Simone Perotti a donc fait le choix de "rétrograder", il vit désormais depuis plusieurs années en Ligurie, se consacre en grande partie à ses passions, la voile et l'écriture et dans ce nouvel ouvrage, il nous invite à découvrir qu'il est possible de vivre en dehors du système, avec peu et, en ces temps de crise, cela ressemble fort à un projet politique.

La rencontre sera présentée et animée par Stefano Montefiori, correspondant du Corriere della Sera.

L’auteur: Simone Perotti est né à Frascati (Rome) en 1965. Il a travaillé pendant vingt ans en tant que cadre dans le secteur de la communication et a mis fin à une carrière ascendante pour s'installer en Ligurie, entre La Spezia et le Cinque Terre, pour se consacrer à l'écriture et la voile.

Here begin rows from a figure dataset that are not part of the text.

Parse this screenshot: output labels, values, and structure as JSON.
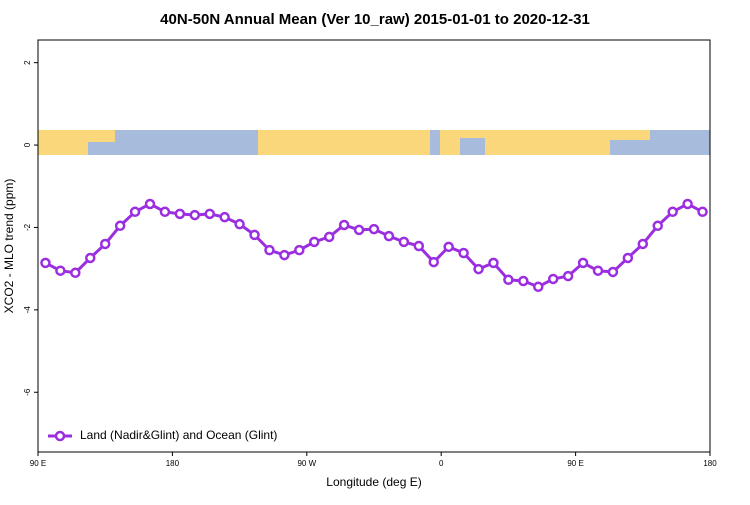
{
  "chart_data": {
    "type": "line",
    "title": "40N-50N Annual Mean (Ver 10_raw)   2015-01-01 to 2020-12-31",
    "xlabel": "Longitude (deg E)",
    "ylabel": "XCO2 - MLO trend (ppm)",
    "x": [
      95,
      105,
      115,
      125,
      135,
      145,
      155,
      165,
      175,
      185,
      195,
      205,
      215,
      225,
      235,
      245,
      255,
      265,
      275,
      285,
      295,
      305,
      315,
      325,
      335,
      345,
      355,
      365,
      375,
      385,
      395,
      405,
      415,
      425,
      435,
      445,
      455,
      465,
      475,
      485,
      495,
      505,
      515,
      525,
      535
    ],
    "series": [
      {
        "name": "Land (Nadir&Glint) and Ocean (Glint)",
        "color": "#9b2fe0",
        "values": [
          -2.86,
          -3.05,
          -3.1,
          -2.74,
          -2.4,
          -1.96,
          -1.62,
          -1.43,
          -1.62,
          -1.67,
          -1.7,
          -1.67,
          -1.75,
          -1.92,
          -2.18,
          -2.55,
          -2.67,
          -2.55,
          -2.35,
          -2.23,
          -1.94,
          -2.06,
          -2.04,
          -2.21,
          -2.35,
          -2.45,
          -2.84,
          -2.47,
          -2.62,
          -3.01,
          -2.86,
          -3.27,
          -3.3,
          -3.44,
          -3.25,
          -3.18,
          -2.86,
          -3.05,
          -3.08,
          -2.74,
          -2.4,
          -1.96,
          -1.62,
          -1.43,
          -1.62
        ]
      }
    ],
    "xlim": [
      90,
      540
    ],
    "xticks": [
      {
        "value": 90,
        "label": "90 E"
      },
      180,
      {
        "value": 270,
        "label": "90 W"
      },
      {
        "value": 360,
        "label": "0"
      },
      {
        "value": 450,
        "label": "90 E"
      },
      {
        "value": 540,
        "label": "180"
      }
    ],
    "ylim": [
      -7.45,
      2.55
    ],
    "yticks": [
      2,
      0,
      -2,
      -4,
      -6
    ],
    "legend": "bottom left"
  }
}
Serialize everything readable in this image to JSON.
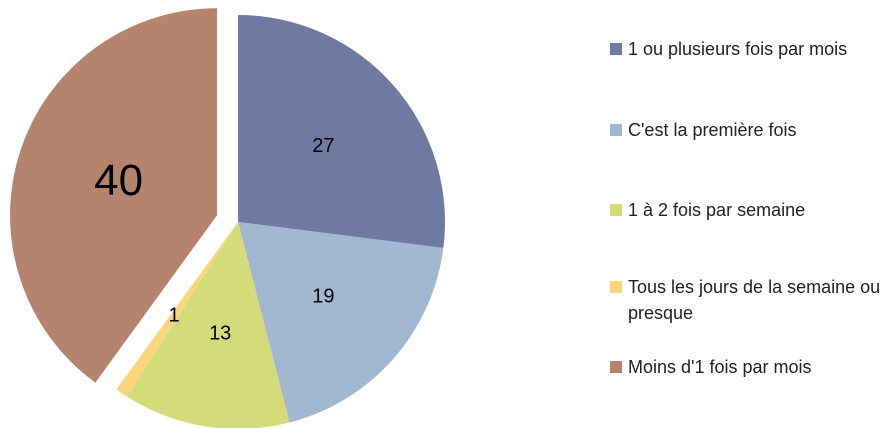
{
  "chart_data": {
    "type": "pie",
    "categories": [
      "1 ou plusieurs fois par mois",
      "C'est la première fois",
      "1 à 2 fois par semaine",
      "Tous les jours de la semaine ou presque",
      "Moins d'1 fois par mois"
    ],
    "values": [
      27,
      19,
      13,
      1,
      40
    ],
    "colors": [
      "#6f7aa3",
      "#a1b8d0",
      "#d4dc7a",
      "#f9d67c",
      "#b5846f"
    ],
    "legend": "right"
  }
}
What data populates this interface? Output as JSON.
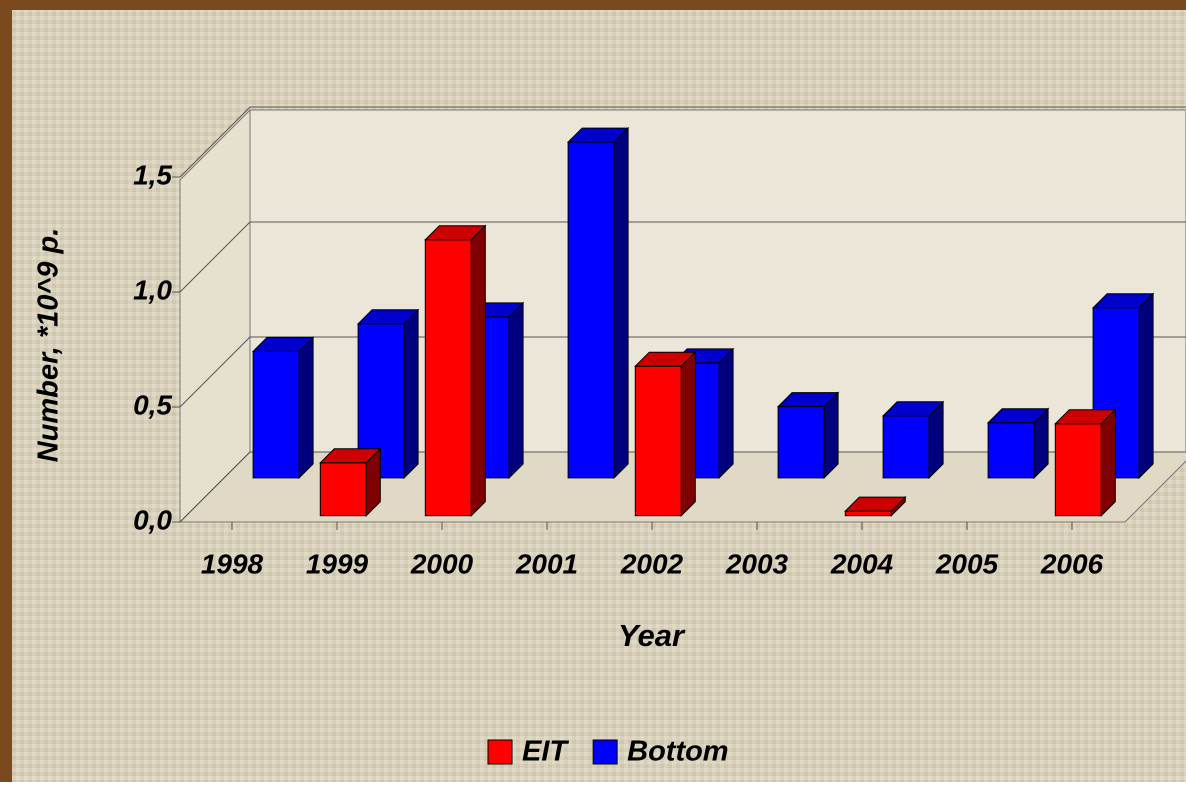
{
  "chart_data": {
    "type": "bar3d",
    "x_label": "Year",
    "y_label": "Number, *10^9 p.",
    "categories": [
      "1998",
      "1999",
      "2000",
      "2001",
      "2002",
      "2003",
      "2004",
      "2005",
      "2006"
    ],
    "series": [
      {
        "name": "EIT",
        "color": "#ff0000",
        "values": [
          null,
          0.23,
          1.2,
          null,
          0.65,
          null,
          0.02,
          null,
          0.4
        ]
      },
      {
        "name": "Bottom",
        "color": "#0000ff",
        "values": [
          0.55,
          0.67,
          0.7,
          1.46,
          0.5,
          0.31,
          0.27,
          0.24,
          0.74
        ]
      }
    ],
    "ylim": [
      0,
      1.5
    ],
    "yticks": [
      {
        "value": 0,
        "label": "0,0"
      },
      {
        "value": 0.5,
        "label": "0,5"
      },
      {
        "value": 1,
        "label": "1,0"
      },
      {
        "value": 1.5,
        "label": "1,5"
      }
    ],
    "grid": true,
    "legend": "bottom"
  }
}
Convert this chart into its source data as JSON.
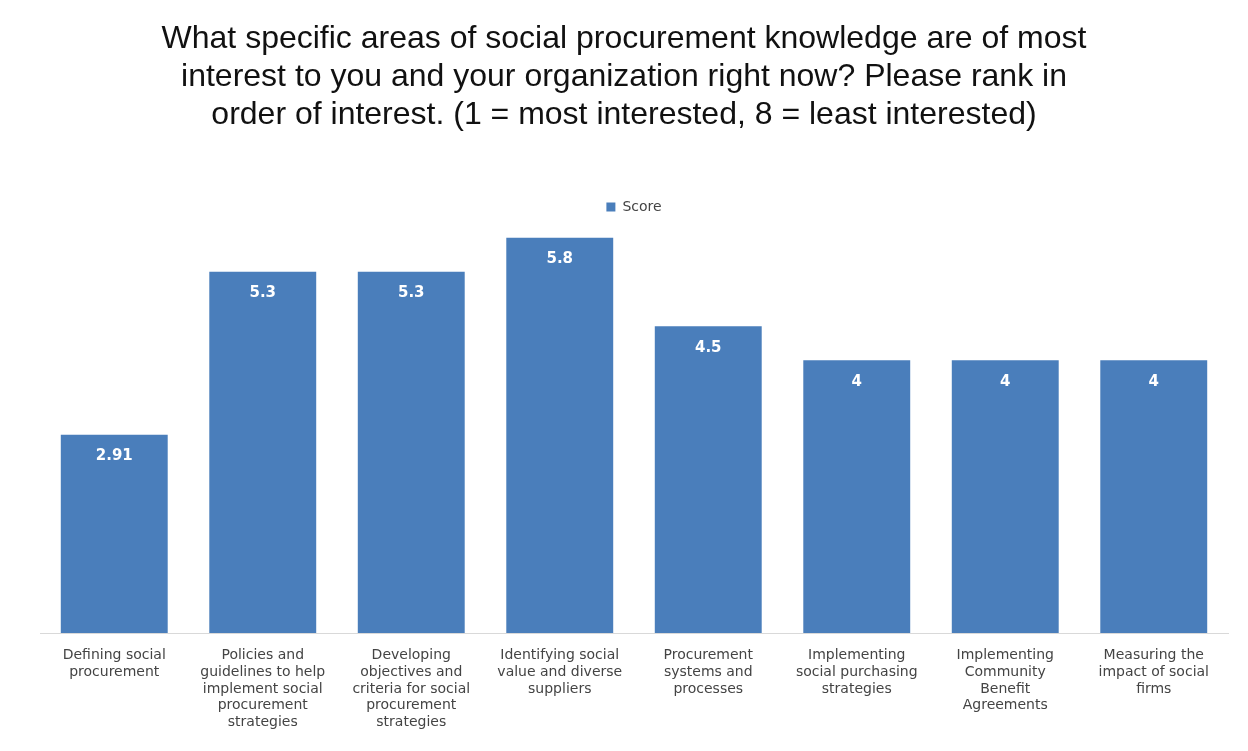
{
  "chart_data": {
    "type": "bar",
    "title": "What specific areas of social procurement knowledge are of most interest to you and your organization right now? Please rank in order of interest. (1 = most interested, 8 = least interested)",
    "categories": [
      "Defining social procurement",
      "Policies and guidelines to help implement social procurement strategies",
      "Developing objectives and criteria for social procurement strategies",
      "Identifying social value and diverse suppliers",
      "Procurement systems and processes",
      "Implementing social purchasing strategies",
      "Implementing Community Benefit Agreements",
      "Measuring the impact of social firms"
    ],
    "series": [
      {
        "name": "Score",
        "color": "#4a7ebb",
        "values": [
          2.91,
          5.3,
          5.3,
          5.8,
          4.5,
          4,
          4,
          4
        ]
      }
    ],
    "data_labels": true,
    "legend": "top",
    "grid": false
  }
}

Il a publié entre autres Stojan Decu, l’Altro Uomo, Bompiani 2005 (Premio Volpe d’Oro), Vele, White Star, 2008 (Premio Sanremo), L’Estate del Disincanto, Bompiani, 2008 et Uomini senza vento, Garzanti, 2010. Il collabore avec plusieurs revues et journaux («Yacht & Sail», «Yacht Capital», «Dove», «Style», «Corriere della Sera»). Pour plus d'informations, n'hésitez pas à visiter son site www.simoneperotti.com

La rencontre sera suivie d'un petit verre!